“Solar energy is poised to play a major role in our energy future, and MIT is poised to deliver new technologies to make that possible,” says Robert Armstrong, director of the MIT Energy Initiative (MITEI), who notes that with appropriate investments in R&D and sound public policies, the energy source could account for half of the world’s electricity by the middle of the century, up from a mere 1% today.
Armstrong is one of 30 authors of “The Future of Solar Energy,” the latest of seven interdisciplinary reports from MITEI exploring major energy technologies that might play significant roles as the world looks to address climate change over the coming decades. “We face a dual challenge with respect to energy and climate,” Armstrong says. “Energy demand is expected to double globally by 2050. But it’s clear that because of global warming we also need to decarbonize the energy system,” or replace today’s energy systems with alternatives that don’t emit carbon dioxide and other greenhouse gases.
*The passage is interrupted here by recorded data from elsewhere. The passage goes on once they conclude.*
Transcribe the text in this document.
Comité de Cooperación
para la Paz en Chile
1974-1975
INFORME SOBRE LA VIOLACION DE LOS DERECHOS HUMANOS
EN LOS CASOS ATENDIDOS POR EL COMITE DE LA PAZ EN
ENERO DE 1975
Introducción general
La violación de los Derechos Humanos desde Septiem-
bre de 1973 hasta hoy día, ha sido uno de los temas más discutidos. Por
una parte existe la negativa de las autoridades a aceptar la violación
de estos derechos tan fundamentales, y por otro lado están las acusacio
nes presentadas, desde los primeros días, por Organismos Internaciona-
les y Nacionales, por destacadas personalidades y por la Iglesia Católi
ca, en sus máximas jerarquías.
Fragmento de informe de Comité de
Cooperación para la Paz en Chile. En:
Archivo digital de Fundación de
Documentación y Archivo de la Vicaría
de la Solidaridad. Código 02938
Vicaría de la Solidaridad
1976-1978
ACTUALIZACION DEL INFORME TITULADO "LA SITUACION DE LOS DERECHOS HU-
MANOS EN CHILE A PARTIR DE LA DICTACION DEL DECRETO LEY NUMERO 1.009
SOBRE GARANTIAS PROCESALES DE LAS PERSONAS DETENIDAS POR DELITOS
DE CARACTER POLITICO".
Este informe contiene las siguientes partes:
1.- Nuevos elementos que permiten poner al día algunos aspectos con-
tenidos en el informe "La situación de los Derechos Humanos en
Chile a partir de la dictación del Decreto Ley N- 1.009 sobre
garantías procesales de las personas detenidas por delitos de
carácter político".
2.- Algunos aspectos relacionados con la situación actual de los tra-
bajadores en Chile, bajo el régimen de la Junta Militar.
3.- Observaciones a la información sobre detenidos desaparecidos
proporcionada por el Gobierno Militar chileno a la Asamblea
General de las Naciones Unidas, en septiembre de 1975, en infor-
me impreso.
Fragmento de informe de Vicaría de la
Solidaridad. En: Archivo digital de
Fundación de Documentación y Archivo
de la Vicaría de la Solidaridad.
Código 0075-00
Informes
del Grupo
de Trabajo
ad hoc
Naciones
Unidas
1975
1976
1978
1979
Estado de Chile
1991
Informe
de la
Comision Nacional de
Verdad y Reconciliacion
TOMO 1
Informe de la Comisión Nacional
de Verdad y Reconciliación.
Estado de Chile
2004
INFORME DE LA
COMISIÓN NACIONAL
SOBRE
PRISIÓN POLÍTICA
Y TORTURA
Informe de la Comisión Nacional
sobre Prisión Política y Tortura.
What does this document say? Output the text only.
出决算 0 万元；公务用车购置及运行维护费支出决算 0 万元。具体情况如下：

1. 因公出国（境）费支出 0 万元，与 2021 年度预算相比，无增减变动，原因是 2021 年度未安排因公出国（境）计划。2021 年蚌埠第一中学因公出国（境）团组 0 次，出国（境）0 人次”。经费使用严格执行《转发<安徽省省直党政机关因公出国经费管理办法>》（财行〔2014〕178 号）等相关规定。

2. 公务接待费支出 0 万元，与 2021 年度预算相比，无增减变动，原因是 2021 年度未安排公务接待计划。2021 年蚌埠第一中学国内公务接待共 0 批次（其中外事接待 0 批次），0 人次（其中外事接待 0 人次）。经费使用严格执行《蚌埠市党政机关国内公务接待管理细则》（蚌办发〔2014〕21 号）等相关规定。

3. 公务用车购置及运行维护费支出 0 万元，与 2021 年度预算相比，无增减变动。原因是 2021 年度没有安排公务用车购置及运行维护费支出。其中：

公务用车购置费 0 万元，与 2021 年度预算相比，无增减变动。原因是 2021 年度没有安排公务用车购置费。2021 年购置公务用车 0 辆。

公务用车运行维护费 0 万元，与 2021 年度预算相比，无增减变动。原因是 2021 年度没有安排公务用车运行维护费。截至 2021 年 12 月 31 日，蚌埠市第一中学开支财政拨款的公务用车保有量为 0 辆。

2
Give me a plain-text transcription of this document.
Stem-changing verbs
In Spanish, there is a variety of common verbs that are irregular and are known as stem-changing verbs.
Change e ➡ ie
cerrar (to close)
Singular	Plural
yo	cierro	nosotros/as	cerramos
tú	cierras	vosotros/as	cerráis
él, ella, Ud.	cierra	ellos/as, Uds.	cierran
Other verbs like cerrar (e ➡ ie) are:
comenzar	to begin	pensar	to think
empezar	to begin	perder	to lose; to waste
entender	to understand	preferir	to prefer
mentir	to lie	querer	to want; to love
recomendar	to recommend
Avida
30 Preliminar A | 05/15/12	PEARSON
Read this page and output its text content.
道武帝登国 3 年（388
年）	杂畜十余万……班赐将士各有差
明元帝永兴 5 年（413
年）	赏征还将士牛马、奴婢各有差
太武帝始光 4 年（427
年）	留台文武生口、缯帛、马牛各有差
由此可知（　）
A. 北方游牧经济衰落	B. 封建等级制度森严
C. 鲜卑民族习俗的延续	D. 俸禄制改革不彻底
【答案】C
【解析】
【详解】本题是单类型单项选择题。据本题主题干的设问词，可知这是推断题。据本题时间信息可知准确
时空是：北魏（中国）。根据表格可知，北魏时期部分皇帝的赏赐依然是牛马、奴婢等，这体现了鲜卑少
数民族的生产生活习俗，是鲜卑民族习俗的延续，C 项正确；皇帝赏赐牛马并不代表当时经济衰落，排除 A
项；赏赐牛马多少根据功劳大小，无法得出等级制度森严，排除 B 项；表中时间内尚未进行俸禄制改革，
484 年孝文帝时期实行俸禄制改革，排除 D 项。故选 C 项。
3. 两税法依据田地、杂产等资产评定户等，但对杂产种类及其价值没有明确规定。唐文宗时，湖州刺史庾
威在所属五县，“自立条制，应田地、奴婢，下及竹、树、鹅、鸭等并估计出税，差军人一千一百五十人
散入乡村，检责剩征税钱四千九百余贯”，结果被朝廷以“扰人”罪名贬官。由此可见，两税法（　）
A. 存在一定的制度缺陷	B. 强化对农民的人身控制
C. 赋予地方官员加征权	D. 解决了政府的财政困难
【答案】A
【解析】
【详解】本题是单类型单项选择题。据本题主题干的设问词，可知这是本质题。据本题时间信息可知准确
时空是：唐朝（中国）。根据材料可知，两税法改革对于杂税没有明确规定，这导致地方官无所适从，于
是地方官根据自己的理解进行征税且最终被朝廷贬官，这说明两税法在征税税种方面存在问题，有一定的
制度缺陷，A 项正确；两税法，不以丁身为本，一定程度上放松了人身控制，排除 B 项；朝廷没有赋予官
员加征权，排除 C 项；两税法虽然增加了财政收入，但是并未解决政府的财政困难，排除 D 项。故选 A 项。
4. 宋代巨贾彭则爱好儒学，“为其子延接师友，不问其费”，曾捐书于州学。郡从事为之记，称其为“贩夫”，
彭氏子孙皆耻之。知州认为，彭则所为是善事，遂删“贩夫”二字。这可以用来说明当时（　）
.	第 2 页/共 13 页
Richard Schmalensee, the study chair, agrees. “If we are going to seriously decarbonize the economy, it is hard to see how we can do that globally without a lot more solar generation. The question is, how will we make solar power useable at large scale by mid century?” Schmalensee, who is the Howard W. Johnson Professor of Economics and Management Emeritus, notes that the solar study identifies key technologies and policies to that end.
Another author of the 332-page report, Francis O’Sullivan, cites three main takeaways of the study, whose principal audience is industry participants and policymakers in Washington.
“Solar as a technology has rapidly transitioned through its nascency to a point today where it is increasingly competitive as a source of electricity,” says O’Sullivan, director of research and analysis at MITEI, adding that since 2008, prices for electricity generated from solar panels on residential homes have dropped by 50%, while prices from utility-scale plants have dropped by 70%.
Nevertheless, he says, “much work remains for a solar-heavy future to be realized.” For example, “we must maintain a focus on the development of technologies that have the potential to lower costs even more drastically than the gains achieved over the past five years. And that means government funding of long-term research that’s too risky for industry to tackle.”
Armstrong, who is the Chevron Professor of Chemical Engineering, adds: “There’s no doubt that a lot more can be done to assure that solar meets long-term energy needs by shifting federal solar R&D focus from market penetration of existing systems to generation of new ideas for the long-term.”
Another critical point is that we need to prepare both technically and from a regulatory perspective for a much greater use of solar. On the technical side, that means the development of technologies to store the electricity generated by solar for use when the sun doesn’t shine. “The success of photovoltaics in particular at very high penetration is heavily dependent on the vailability of cost-effective storage,” O’Sullivan says. From a regulatory perspective, “solar is introducing a lot of new dynamics that will require regulators to be more nimble.”
The study further recommends changing the subsidy paradigm for solar in the United States. Currently, subsidies are based on the investment associated with a solar installation. Although that’s helpful, “we believe the government can do much more” to encourage solar, O’Sullivan says. For example, “we ought to transition to a subsidy based on solar energy production. That will give asset owners much more of an incentive to maximize the amount of solar generation.”
Armstrong is optimistic about solar and MIT’s continuing contributions to the field.
“There are many new technologies we are working on that could make a big difference to our solar future,” he says. “I think one of MIT’s jobs is to shake up the world of technology on a regular basis.”